Answer
$1.414\;\rm m$
Work Step by Step
To find how far the ball will travel, we need to find its speed when released, and to find its speed when released we need to find the tension in the rope.
We know that the tension is at the minimum value which allows it to complete a full circle.
At the top of the circular path, the net force exerted on the ball is given by
$$\sum F_r=T+mg=ma_r=m\dfrac{v^2}{r}$$
where $r$ here is the length $L$ of the rope.
$$T+mg= m\dfrac{v^2}{L}$$
The minimum tension required for the ball to complete the circular path at the top point while the rope is on the verge of going slack is zero Newton.
Thus,
$$0+ \color{red}{\bf\not}mg= \color{red}{\bf\not}m\dfrac{v^2}{L}$$
Solving for $v$;
$$v=\sqrt{gL}\tag 1$$
When the rope is released at the top of the trip, we have a ball that is fired horizontally at a speed of $\sqrt{gL}$ from a height of $(1.50+0.50)=2.0\;\rm m$ and is now under the free-fall acceleration.

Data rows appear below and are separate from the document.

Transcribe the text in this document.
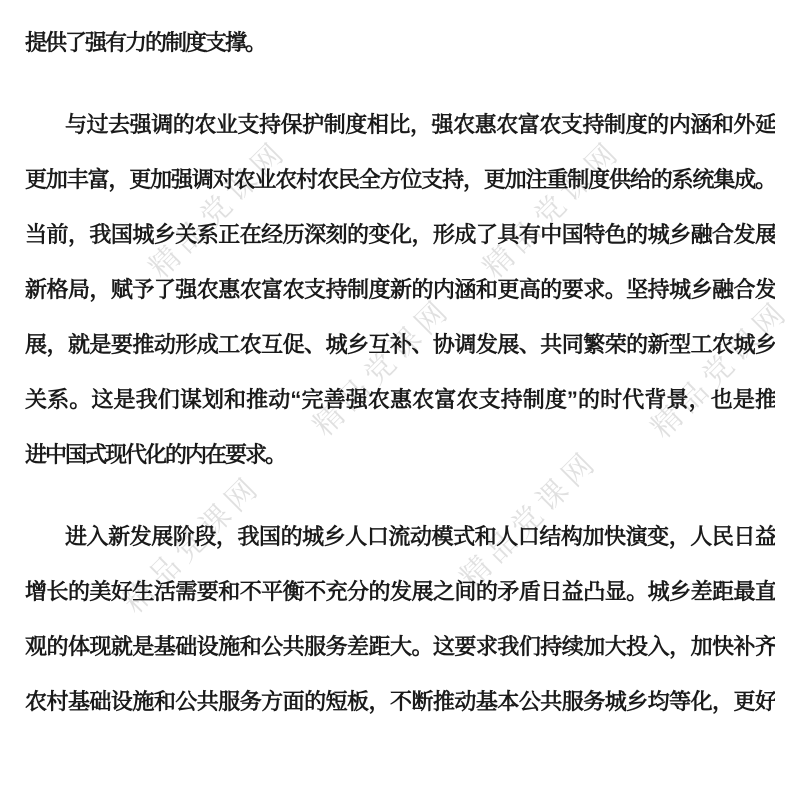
精品党课网	精品党课网
精品党课网	精品党课网
精品党课网	精品党课网
提供了强有力的制度支撑。
与过去强调的农业支持保护制度相比，强农惠农富农支持制度的内涵和外延
更加丰富，更加强调对农业农村农民全方位支持，更加注重制度供给的系统集成。
当前，我国城乡关系正在经历深刻的变化，形成了具有中国特色的城乡融合发展
新格局，赋予了强农惠农富农支持制度新的内涵和更高的要求。坚持城乡融合发
展，就是要推动形成工农互促、城乡互补、协调发展、共同繁荣的新型工农城乡
关系。这是我们谋划和推动“完善强农惠农富农支持制度”的时代背景，也是推
进中国式现代化的内在要求。
进入新发展阶段，我国的城乡人口流动模式和人口结构加快演变，人民日益
增长的美好生活需要和不平衡不充分的发展之间的矛盾日益凸显。城乡差距最直
观的体现就是基础设施和公共服务差距大。这要求我们持续加大投入，加快补齐
农村基础设施和公共服务方面的短板，不断推动基本公共服务城乡均等化，更好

Now we need to find the time of the ball's trip from the moment it is released horizontally to the moment it touches the ground.
So, we can use the kinetic formula of vertical displacement.

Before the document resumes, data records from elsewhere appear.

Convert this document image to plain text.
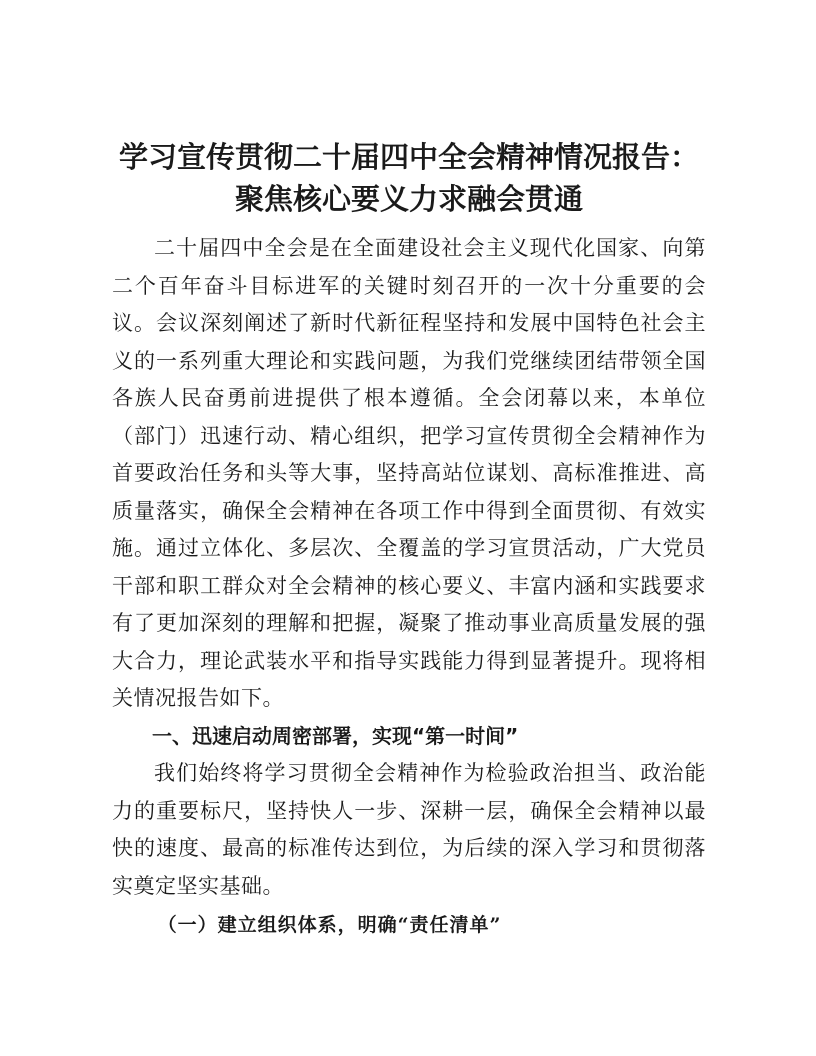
学习宣传贯彻二十届四中全会精神情况报告：
聚焦核心要义力求融会贯通

二十届四中全会是在全面建设社会主义现代化国家、向第二个百年奋斗目标进军的关键时刻召开的一次十分重要的会议。会议深刻阐述了新时代新征程坚持和发展中国特色社会主义的一系列重大理论和实践问题，为我们党继续团结带领全国各族人民奋勇前进提供了根本遵循。全会闭幕以来，本单位（部门）迅速行动、精心组织，把学习宣传贯彻全会精神作为首要政治任务和头等大事，坚持高站位谋划、高标准推进、高质量落实，确保全会精神在各项工作中得到全面贯彻、有效实施。通过立体化、多层次、全覆盖的学习宣贯活动，广大党员干部和职工群众对全会精神的核心要义、丰富内涵和实践要求有了更加深刻的理解和把握，凝聚了推动事业高质量发展的强大合力，理论武装水平和指导实践能力得到显著提升。现将相关情况报告如下。

一、迅速启动周密部署，实现“第一时间”

我们始终将学习贯彻全会精神作为检验政治担当、政治能力的重要标尺，坚持快人一步、深耕一层，确保全会精神以最快的速度、最高的标准传达到位，为后续的深入学习和贯彻落实奠定坚实基础。

（一）建立组织体系，明确“责任清单”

$$y=y_0+v_{0y}t+\frac{1}{2}a_yt^2$$
where $y=0$ since it is the ground, $y_0=2$ m, $v_{0y}=0$ since it is fired horizontally, and $a_y=−g=−9.8$ m/s/s since it is under the free-fall acceleration.
$$0=2+0-4.9t^2$$
So that
$$t=\sqrt{\dfrac{2}{4.9}}\;\rm s\tag 2$$
Now we know the time of its trip and we know that its horizontal velocity component is constant and is equal to the releasing velocity. Thus, the distance is given by
$$x=\overbrace{x_0}^{=0}+v_{0x}t+\frac{1}{2}\overbrace{a_x}^{=0}t^2$$\
$$x=vt$$
Plugging from (1) and (2);
$$x=\sqrt{gL}\sqrt{\dfrac{2}{4.9}}=\sqrt{9.8\times 0.5\times \dfrac{2}{4.9}}$$
$$x=\sqrt{2}\;\rm m=\color{red}{\bf 1.414}\;\rm m$$
The ball hits the ground 1.414 m away to the right from the center of the circle.